What are some aspects of your research that prove most interesting to you at present?

Over the last two dozen years, the Nash equilibrium paradigm took over much of the quantitative analysis in economics and management. But it was not clear whether, and how, players converge and learn to play such equilibrium. Over a period of 10 years, with the collaboration of other faculty members from the MEDS department, we developed the models that show why, and in what circumstances, statistical learning of opponents' behavior would lead in the long run to a Nash equilibrium play. Now I am investigating the question of how an equilibrium play reacts to changes in the number of players. In particular, what are the special properties of equilibria in games with many anonymous players?

Have you encountered any surprising developments along the way?

Somewhat surprisingly, we have discovered that games may become easier to play and to predict as the number players becomes large. This is surprising because as the number of players increases, there are more parameters of uncertainty (for example, the unknown behavior of a greater number of opponents) that a players faces. On the other hand, when the number of players is very large, laws of large numbers may take effect, and the aggregate behavior becomes predictable. So the feeling now is that very small and very large games are easy to deal with, but moderate size games may be the most difficult to analyze.

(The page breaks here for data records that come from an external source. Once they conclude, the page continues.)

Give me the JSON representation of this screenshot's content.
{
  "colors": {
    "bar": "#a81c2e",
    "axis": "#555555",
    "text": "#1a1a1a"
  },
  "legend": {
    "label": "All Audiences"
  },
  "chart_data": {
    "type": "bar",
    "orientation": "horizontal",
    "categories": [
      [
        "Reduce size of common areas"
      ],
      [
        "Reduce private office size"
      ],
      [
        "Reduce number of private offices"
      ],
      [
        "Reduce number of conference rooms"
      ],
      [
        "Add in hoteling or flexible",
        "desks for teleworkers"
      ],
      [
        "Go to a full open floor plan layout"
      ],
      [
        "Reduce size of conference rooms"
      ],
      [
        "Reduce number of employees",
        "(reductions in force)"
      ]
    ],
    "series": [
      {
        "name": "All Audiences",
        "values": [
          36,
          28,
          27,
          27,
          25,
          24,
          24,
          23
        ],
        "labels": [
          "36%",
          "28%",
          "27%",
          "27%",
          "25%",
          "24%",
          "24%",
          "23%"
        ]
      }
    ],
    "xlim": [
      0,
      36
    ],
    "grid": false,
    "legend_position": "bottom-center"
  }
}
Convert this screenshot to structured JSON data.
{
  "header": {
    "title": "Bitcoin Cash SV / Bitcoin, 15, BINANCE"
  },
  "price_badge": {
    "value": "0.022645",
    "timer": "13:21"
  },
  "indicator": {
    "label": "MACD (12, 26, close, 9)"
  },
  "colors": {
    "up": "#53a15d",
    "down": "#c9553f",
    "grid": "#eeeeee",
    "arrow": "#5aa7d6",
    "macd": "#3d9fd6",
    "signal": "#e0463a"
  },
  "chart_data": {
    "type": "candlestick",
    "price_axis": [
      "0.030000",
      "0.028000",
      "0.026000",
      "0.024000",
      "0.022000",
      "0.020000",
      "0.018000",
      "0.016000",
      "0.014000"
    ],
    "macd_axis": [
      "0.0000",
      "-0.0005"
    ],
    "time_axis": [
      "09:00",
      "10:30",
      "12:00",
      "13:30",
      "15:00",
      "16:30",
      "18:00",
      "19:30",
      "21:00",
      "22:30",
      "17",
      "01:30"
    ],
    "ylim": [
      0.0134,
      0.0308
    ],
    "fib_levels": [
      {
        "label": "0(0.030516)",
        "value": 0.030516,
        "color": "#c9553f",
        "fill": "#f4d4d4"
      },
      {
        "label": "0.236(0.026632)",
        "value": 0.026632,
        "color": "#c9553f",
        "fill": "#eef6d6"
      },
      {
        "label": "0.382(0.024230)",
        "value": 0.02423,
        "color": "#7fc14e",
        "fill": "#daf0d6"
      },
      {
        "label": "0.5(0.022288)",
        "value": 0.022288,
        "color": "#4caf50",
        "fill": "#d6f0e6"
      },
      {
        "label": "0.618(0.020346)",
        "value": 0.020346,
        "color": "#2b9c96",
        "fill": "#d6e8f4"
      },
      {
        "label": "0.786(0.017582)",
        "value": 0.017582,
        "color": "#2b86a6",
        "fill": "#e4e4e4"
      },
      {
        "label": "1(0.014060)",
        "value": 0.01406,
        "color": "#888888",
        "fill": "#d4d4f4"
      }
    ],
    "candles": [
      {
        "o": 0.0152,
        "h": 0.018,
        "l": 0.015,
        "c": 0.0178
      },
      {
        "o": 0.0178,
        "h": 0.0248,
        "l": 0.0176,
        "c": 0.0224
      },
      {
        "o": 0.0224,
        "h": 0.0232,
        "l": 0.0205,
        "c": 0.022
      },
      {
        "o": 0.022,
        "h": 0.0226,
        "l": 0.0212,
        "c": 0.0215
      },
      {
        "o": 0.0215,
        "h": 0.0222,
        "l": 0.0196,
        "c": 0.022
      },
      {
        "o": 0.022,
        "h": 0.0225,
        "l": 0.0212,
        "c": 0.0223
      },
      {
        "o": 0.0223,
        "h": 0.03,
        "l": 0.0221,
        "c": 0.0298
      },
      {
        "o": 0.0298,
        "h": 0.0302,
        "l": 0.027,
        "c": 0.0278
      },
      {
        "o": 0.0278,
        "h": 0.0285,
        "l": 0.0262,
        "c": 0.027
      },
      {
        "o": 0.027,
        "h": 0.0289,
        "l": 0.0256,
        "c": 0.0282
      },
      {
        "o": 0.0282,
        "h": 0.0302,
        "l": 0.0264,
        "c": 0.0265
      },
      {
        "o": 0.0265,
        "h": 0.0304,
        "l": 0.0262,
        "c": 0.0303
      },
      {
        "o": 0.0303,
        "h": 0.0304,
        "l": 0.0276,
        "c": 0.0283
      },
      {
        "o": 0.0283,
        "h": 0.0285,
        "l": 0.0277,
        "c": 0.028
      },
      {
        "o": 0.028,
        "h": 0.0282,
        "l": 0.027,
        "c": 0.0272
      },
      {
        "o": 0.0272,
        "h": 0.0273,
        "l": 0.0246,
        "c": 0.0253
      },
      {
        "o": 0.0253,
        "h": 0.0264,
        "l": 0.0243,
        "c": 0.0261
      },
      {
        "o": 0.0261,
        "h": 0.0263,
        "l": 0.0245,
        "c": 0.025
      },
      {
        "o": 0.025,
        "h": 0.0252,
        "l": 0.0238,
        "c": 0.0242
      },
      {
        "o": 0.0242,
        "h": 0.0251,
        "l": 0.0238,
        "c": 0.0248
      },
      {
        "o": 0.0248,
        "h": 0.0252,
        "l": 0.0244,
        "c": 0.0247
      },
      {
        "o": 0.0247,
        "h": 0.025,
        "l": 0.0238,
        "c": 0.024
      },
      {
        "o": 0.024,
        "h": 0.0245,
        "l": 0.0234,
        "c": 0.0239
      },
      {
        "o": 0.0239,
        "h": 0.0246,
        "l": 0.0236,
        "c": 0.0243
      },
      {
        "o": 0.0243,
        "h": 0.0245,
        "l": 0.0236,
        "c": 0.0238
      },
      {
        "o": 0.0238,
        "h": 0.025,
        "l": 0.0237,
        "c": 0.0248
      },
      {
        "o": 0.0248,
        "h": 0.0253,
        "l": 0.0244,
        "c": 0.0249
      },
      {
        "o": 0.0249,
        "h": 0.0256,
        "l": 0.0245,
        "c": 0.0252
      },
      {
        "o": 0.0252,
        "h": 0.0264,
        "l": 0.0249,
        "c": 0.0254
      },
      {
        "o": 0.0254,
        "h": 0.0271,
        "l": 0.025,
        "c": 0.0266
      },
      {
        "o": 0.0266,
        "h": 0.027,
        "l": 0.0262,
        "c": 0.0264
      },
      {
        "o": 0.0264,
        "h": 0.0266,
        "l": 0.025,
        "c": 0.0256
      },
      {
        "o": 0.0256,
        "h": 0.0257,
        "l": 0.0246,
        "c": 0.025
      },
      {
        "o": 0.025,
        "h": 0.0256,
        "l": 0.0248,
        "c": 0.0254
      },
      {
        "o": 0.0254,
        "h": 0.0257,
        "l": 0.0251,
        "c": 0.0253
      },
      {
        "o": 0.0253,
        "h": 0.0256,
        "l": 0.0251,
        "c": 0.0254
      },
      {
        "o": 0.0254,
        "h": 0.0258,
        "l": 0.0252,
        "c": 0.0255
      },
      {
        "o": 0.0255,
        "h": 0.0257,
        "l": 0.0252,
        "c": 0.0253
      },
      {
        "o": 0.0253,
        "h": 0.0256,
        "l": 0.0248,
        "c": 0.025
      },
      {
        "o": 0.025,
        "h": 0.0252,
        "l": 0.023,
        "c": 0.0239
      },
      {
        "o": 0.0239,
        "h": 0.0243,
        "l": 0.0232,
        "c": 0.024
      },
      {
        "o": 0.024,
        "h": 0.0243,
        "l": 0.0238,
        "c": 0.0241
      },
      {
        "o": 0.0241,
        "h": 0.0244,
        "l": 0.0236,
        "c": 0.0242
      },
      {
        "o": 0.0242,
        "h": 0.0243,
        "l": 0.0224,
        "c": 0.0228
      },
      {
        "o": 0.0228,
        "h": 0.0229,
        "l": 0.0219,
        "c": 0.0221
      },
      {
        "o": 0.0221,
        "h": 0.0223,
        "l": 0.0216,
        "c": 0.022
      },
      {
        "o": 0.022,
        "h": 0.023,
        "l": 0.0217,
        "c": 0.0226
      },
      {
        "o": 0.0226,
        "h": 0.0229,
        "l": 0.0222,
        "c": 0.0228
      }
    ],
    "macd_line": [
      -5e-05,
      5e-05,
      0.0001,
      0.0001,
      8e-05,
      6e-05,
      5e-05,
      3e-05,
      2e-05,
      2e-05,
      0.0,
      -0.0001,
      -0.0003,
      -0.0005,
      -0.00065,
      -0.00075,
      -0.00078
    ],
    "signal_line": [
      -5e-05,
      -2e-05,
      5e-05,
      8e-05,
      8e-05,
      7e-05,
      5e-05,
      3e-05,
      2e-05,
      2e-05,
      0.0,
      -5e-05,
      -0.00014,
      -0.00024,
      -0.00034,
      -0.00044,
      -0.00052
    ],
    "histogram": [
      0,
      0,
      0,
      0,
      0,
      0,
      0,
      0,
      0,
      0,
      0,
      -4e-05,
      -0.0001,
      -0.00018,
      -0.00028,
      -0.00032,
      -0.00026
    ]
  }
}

Another surprising finding is that when the number of players is large, Nash equilibria become highly robust. They are immune to information leakage, changes in the order of play and revision possibilities. So the predictions made by Nash equilibrium in large games are more reliable.

We also learned a surprising relationship between making optimal decisions using randomization, and solving for optimal decision rules that are simple. It was well established that in single-person decision making, optimal behavior does not require randomization. If, however, we desire to find an optimal simple rule, then the above rule is no longer true. There are stochastic simple rules that outperform all deterministic ones. This observation gives rise to many new questions that we now study.

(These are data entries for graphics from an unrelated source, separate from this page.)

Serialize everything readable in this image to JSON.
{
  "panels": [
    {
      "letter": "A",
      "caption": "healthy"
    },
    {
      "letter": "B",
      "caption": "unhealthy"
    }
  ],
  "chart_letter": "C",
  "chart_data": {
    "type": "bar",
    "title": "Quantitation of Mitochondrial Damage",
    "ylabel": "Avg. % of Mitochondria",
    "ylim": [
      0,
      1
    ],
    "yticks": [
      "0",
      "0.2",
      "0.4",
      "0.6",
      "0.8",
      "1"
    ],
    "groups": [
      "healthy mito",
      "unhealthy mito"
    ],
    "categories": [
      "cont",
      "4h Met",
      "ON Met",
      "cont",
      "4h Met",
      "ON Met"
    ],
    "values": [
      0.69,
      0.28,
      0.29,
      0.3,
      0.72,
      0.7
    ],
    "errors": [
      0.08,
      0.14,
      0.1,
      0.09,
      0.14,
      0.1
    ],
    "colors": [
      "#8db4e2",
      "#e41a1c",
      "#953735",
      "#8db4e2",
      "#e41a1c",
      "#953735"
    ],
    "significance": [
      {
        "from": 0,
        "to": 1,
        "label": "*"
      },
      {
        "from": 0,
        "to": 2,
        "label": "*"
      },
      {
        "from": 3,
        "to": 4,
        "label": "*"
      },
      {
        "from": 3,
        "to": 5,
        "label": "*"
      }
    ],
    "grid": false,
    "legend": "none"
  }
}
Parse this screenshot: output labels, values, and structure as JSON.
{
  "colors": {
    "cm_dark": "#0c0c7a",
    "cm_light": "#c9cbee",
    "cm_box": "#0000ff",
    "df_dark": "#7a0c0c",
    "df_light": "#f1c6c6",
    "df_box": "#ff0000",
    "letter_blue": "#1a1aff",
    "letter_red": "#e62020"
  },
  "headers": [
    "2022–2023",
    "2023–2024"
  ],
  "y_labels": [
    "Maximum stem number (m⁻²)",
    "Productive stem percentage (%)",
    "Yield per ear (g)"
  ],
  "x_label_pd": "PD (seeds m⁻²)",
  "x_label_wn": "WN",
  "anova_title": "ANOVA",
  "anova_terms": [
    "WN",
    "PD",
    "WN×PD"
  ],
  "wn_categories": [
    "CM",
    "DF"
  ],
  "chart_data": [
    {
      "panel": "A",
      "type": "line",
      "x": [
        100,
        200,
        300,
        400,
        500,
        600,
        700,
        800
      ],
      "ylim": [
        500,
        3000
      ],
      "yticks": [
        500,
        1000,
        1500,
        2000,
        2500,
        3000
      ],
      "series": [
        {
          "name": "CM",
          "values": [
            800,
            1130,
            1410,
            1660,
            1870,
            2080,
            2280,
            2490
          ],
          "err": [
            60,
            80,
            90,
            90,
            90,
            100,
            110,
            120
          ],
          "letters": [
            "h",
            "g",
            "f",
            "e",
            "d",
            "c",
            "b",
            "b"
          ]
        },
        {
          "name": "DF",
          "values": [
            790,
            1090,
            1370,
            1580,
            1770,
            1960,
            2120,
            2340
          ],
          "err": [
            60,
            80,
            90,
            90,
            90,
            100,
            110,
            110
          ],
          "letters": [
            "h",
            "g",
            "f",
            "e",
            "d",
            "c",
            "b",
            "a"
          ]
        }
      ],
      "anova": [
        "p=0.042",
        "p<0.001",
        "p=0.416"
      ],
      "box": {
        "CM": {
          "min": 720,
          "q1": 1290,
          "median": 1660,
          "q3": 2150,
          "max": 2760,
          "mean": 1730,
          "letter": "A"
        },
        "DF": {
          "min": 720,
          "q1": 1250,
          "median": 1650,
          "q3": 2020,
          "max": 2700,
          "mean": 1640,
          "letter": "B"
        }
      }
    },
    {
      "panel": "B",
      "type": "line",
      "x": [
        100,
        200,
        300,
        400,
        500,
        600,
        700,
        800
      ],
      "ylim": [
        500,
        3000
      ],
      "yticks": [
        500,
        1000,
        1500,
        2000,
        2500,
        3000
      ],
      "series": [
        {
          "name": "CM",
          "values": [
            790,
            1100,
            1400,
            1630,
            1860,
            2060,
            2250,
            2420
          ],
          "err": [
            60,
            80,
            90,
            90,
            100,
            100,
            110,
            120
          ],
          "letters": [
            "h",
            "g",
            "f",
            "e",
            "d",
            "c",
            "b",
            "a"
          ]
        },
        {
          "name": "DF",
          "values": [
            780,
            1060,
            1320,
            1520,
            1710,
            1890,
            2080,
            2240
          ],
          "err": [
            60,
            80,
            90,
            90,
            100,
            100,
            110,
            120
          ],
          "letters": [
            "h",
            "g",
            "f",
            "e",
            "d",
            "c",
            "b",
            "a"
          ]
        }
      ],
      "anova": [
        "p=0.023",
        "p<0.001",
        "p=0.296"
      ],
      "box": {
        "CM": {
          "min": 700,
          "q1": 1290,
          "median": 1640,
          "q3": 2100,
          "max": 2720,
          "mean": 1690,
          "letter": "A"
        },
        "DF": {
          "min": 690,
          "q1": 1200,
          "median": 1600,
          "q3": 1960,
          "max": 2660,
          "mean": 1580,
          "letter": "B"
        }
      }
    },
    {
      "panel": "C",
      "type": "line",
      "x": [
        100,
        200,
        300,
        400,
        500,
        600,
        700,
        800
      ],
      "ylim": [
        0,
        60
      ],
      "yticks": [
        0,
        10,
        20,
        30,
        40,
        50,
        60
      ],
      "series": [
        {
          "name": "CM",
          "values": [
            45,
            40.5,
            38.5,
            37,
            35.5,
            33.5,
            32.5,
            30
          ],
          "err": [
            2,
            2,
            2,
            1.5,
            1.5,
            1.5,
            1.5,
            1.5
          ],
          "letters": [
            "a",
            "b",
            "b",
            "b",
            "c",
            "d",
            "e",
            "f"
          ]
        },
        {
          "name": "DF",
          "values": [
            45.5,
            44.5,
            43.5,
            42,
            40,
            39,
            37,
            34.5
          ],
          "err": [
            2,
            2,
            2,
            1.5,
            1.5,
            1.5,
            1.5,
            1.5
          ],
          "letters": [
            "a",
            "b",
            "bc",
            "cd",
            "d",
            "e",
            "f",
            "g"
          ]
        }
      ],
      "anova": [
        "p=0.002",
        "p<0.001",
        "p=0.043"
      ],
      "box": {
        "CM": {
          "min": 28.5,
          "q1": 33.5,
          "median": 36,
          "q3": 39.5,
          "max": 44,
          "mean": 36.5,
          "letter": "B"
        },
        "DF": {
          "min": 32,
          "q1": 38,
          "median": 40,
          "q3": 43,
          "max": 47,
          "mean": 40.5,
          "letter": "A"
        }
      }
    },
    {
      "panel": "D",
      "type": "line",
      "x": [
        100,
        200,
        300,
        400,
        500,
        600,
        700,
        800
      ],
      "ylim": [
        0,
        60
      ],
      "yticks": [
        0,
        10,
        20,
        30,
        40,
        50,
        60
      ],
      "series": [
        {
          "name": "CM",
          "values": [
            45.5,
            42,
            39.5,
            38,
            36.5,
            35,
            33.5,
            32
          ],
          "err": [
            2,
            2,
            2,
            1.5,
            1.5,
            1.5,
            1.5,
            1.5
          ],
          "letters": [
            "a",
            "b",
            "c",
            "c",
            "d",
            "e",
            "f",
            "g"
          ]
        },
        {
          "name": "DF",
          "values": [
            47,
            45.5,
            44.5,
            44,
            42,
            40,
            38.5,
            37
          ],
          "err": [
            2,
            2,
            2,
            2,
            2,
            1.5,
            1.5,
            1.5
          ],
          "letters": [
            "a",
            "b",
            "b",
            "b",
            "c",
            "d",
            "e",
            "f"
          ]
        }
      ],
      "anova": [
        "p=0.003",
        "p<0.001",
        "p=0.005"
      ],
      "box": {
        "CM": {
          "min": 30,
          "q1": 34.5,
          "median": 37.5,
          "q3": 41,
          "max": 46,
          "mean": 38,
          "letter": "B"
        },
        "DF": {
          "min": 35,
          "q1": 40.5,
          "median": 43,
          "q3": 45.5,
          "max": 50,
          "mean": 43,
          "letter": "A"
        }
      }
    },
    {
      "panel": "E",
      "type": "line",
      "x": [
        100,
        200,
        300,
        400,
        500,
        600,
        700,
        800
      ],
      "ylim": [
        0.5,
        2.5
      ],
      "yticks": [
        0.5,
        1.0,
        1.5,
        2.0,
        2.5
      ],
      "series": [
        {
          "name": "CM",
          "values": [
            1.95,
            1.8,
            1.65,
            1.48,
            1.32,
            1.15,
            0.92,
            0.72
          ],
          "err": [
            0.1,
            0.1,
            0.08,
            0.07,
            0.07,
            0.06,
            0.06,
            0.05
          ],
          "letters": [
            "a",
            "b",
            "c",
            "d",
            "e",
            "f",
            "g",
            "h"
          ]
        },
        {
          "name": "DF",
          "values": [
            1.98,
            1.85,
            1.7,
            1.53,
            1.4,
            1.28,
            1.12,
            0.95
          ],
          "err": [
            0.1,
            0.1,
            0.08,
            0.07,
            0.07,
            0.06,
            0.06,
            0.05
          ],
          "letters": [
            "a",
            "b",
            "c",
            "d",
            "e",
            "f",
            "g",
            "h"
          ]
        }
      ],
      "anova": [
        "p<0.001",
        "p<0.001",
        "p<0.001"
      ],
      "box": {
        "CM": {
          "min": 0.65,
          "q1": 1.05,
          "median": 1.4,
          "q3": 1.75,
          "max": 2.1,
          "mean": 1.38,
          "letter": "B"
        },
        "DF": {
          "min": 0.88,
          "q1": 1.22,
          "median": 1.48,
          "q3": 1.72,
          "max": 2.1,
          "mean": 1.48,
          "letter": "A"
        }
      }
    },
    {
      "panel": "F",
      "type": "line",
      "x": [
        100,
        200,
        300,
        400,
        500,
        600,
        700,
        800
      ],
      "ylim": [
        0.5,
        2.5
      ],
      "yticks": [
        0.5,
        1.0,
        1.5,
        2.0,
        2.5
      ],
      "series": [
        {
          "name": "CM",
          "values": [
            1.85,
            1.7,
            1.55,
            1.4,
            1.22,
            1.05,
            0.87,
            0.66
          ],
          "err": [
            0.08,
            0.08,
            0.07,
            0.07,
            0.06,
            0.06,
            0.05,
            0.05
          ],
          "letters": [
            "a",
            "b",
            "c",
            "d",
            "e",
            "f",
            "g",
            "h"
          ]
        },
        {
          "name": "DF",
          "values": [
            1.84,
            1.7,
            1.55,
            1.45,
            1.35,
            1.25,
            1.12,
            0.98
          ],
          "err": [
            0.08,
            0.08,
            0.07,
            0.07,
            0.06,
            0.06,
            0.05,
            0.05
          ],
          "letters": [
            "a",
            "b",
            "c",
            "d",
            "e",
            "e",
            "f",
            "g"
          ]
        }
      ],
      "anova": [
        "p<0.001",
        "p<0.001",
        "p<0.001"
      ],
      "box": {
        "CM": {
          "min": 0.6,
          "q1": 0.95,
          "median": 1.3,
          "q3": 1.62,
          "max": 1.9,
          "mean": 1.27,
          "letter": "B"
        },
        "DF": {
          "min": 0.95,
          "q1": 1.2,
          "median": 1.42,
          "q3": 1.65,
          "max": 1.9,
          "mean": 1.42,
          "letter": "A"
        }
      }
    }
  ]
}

In what broader context would these research findings have the most potential impact?

Many economic and political games involve a large number of participants. Also much of the strategic interaction on the Internet involves a large number of such players. So being able to better predict the behavior of people in such interactions may lead to a large number of applications.

One nice illustration is the evolution of standards. Would individual buyers choose a computer of type I or type II? Assume that each consumer has a preference for one type or the other, but also that he can benefit from matching a large number of other buyers. It is easy to see that in such situations two types of outcomes are strategically stable: all consumers buy type I or all buy type II. But it turns out that if the number of buyers is large, a mixed outcome, with a fraction of the buyers choosing type I and the remaining choosing type II is also strategically stable.

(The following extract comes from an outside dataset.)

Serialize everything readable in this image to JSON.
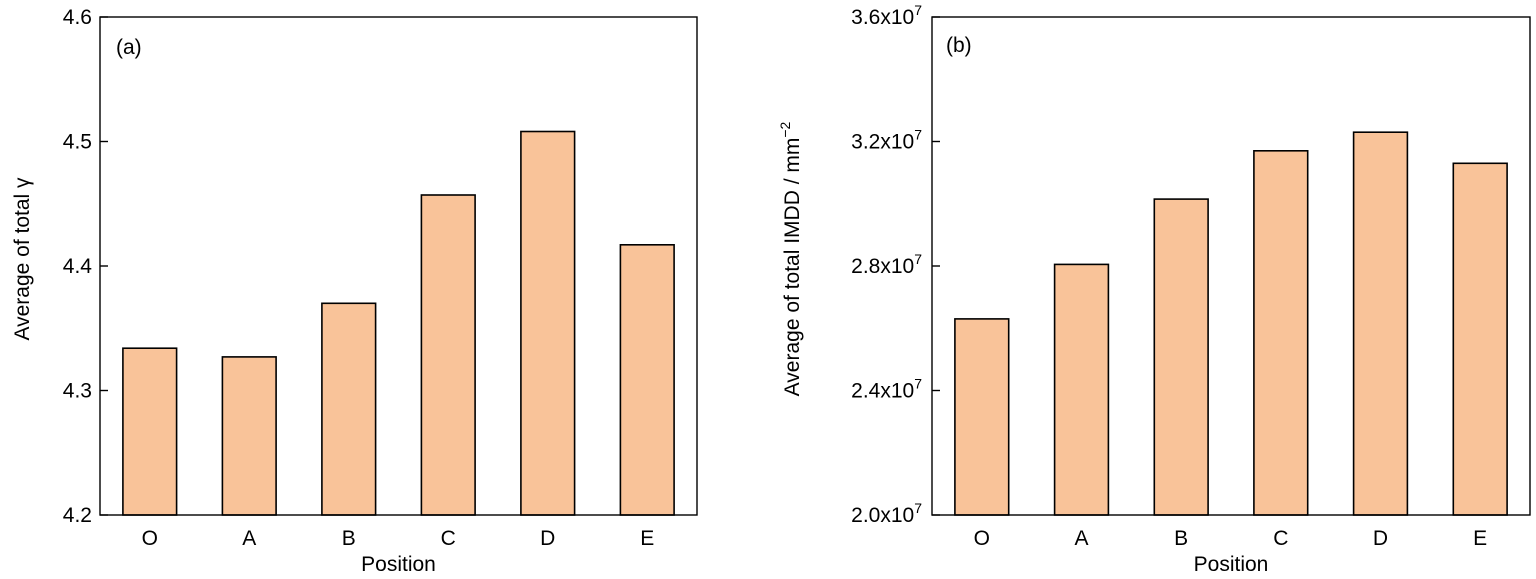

What developments in your field of inquiry could be on the horizon -- perhaps developments we can now only begin to glimpse? How might these developments impact the corporate and political worlds?

A major question for game theory is to predict the behavior of players that are less than fully rational, and to recommend optimal policy to players dealing with less than fully rational opponents. We also need to learn to deal with situations where the rules of the game are not fully known to the players or the analysts. We are beginning to see small progress in these directions, but we are very far from really solving the problems.

These are very important questions because essentially every business, every organization and every individual repeatedly have to make choices in such complicated unspecified environments. So being able to answer such questions will dramatically increase the applicability of game theory, and put it at a similar, or higher level, than established old mathematical fields such as statistics.